DIVERSITY DIVA

Hardest times require civility

Updated: 2012-12-19T05:40:15Z

By MICHELLE T. JOHNSON

Special to The Star

Some weeks the noise of society overshadows everything, such as the noise of reaction from the Connecticut school shootings.

I call it noise because it’s passionate and intense and sad and angry and many times attacking, and because it’s hard to sort out your own thoughts and feelings amid the relentless barrage of others.

This particular shooting and tragedy hit a major artery because of the fact that little children — too young for even the most hardened and indifferent heart to blame — and their educators were killed.

No matter where you work or what you do, this tragedy filled your workplace Friday, this weekend if you worked or had company parties to attend, and carried over into this week.

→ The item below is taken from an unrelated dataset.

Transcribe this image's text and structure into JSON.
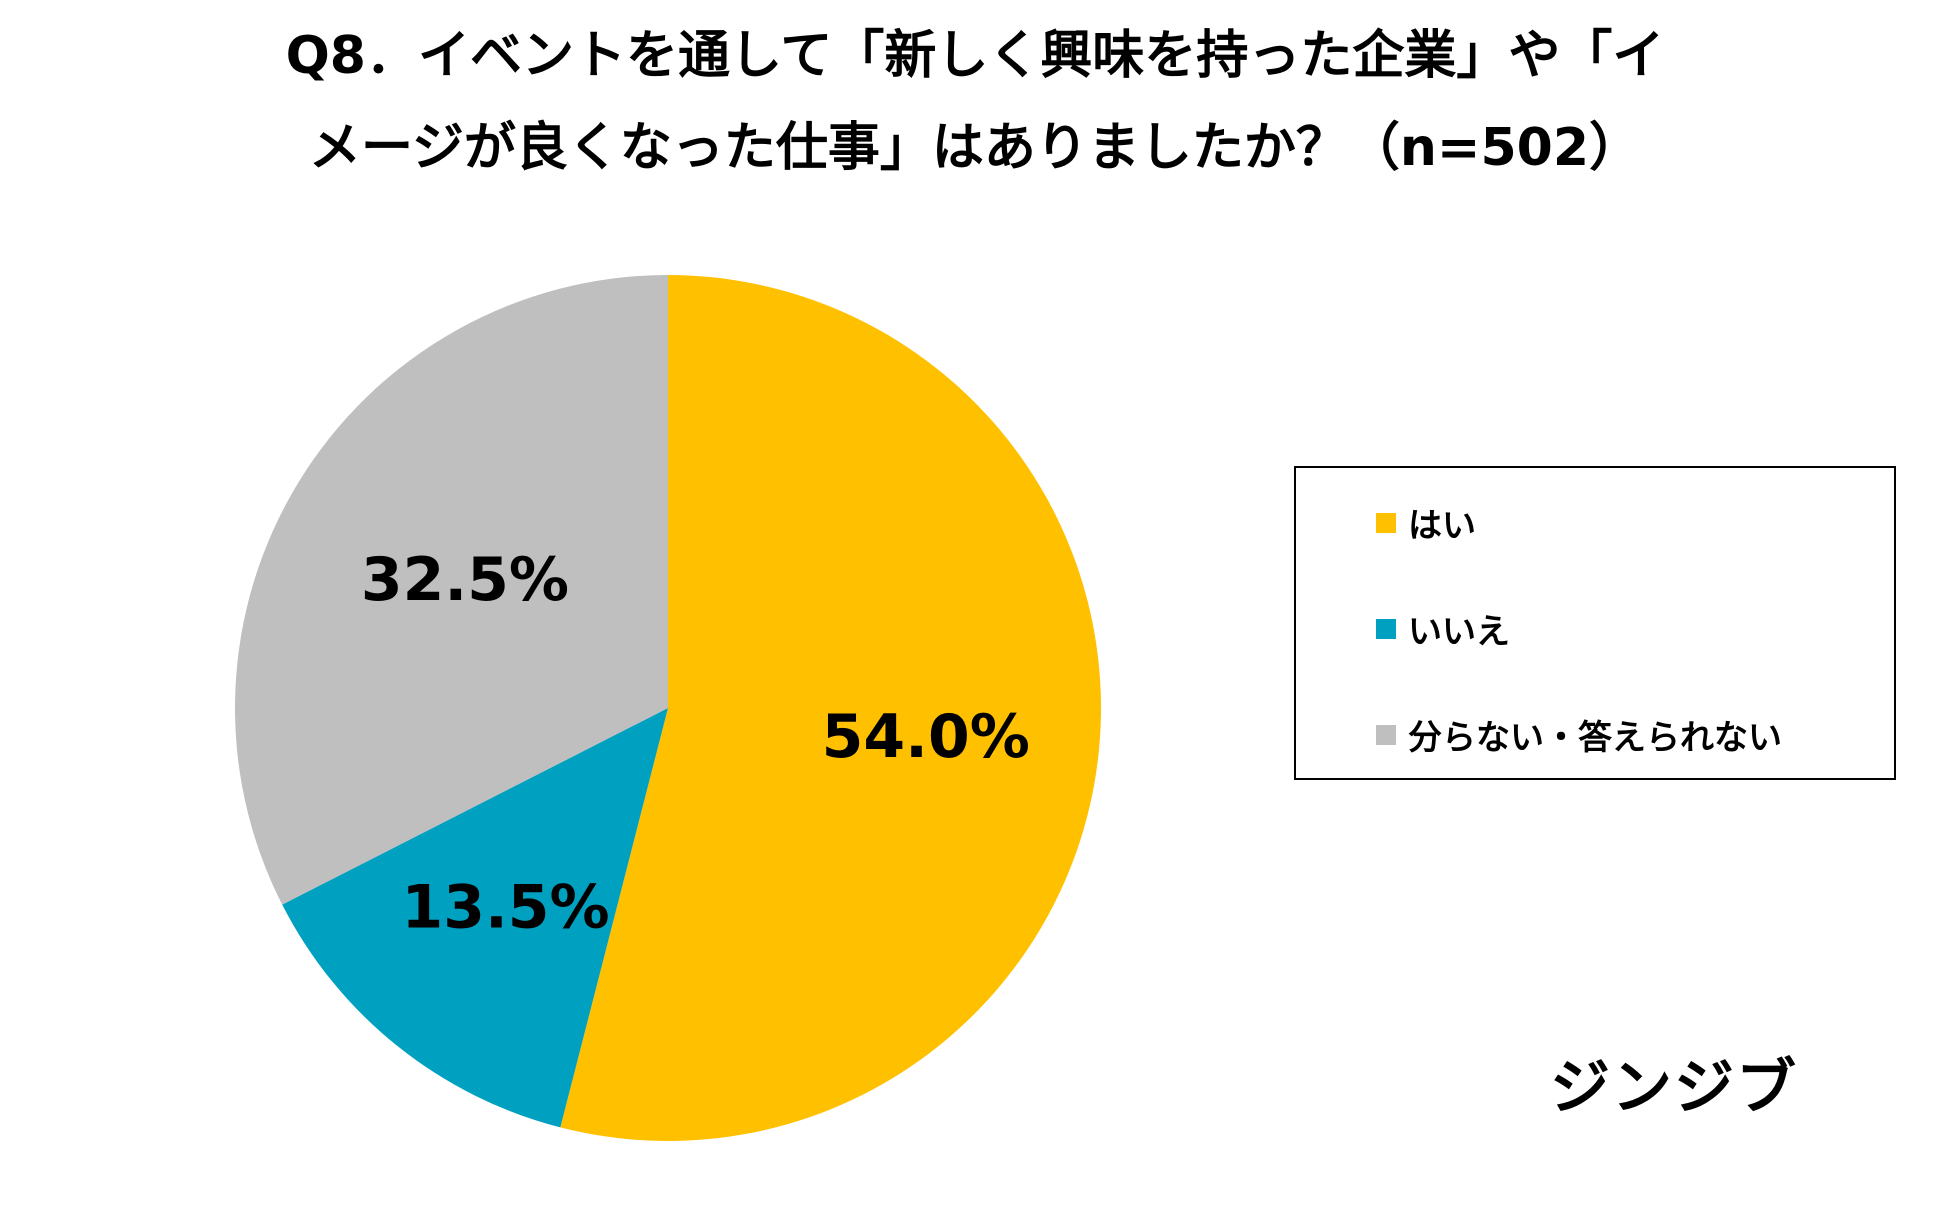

Such emotional assaults on our sense of security and hope don’t stay neatly out of the workplace.

If you make the mistake of looking at Facebook, Twitter and comments on the news stories online and on the air, it’s all made worse.

This becomes a diversity issue in that diversity and inclusion boil down to how you view others, how you treat them, and how it affects the workplace.

Fresh on the heels of a bruising, contentious election that relationships still hadn’t quite mended from, reactions to this shooting touch on many hot button issues in American — gun control, mental health, violence against women, the media, the politicians, prayer in public schools, etc.

Some want people to shut up and focus on healing. Others want people to speak up louder and focus on change.

And we all want to find a bad guy. A guy to blame. A guy to attack so that the solution seems clear.

At least with politics, even when the conversation got intense, and even personal, there was a point at which people knew it was not cool to fight. They did anyway, but they knew.

With this tragedy, however, the grief of a nation seems to make everything fair game.

I’m no grief counselor but I know the obvious: Tragedies such as this affect everyone differently, so when you’re discussing this with others at work, remember that there is no fair game.

That for every opinion you have on how this should be looked at or addressed as a nation, there’s a good chance you will cross paths with someone who doesn’t agree.

What that means is strong opinions, no matter how strongly motivated by compassion felt for parents and fear felt for your own children, can’t override the civility and professionalism that must go on.

The tempers and emotions and passions for most Americans will be tempered over time, but the viewpoints expressed won’t. But if we’re willing to be civil, and listen as well as talk, we have a much better chance to keep workplace dialogue constructive, and eventually transform tragedy into something that moves us forward.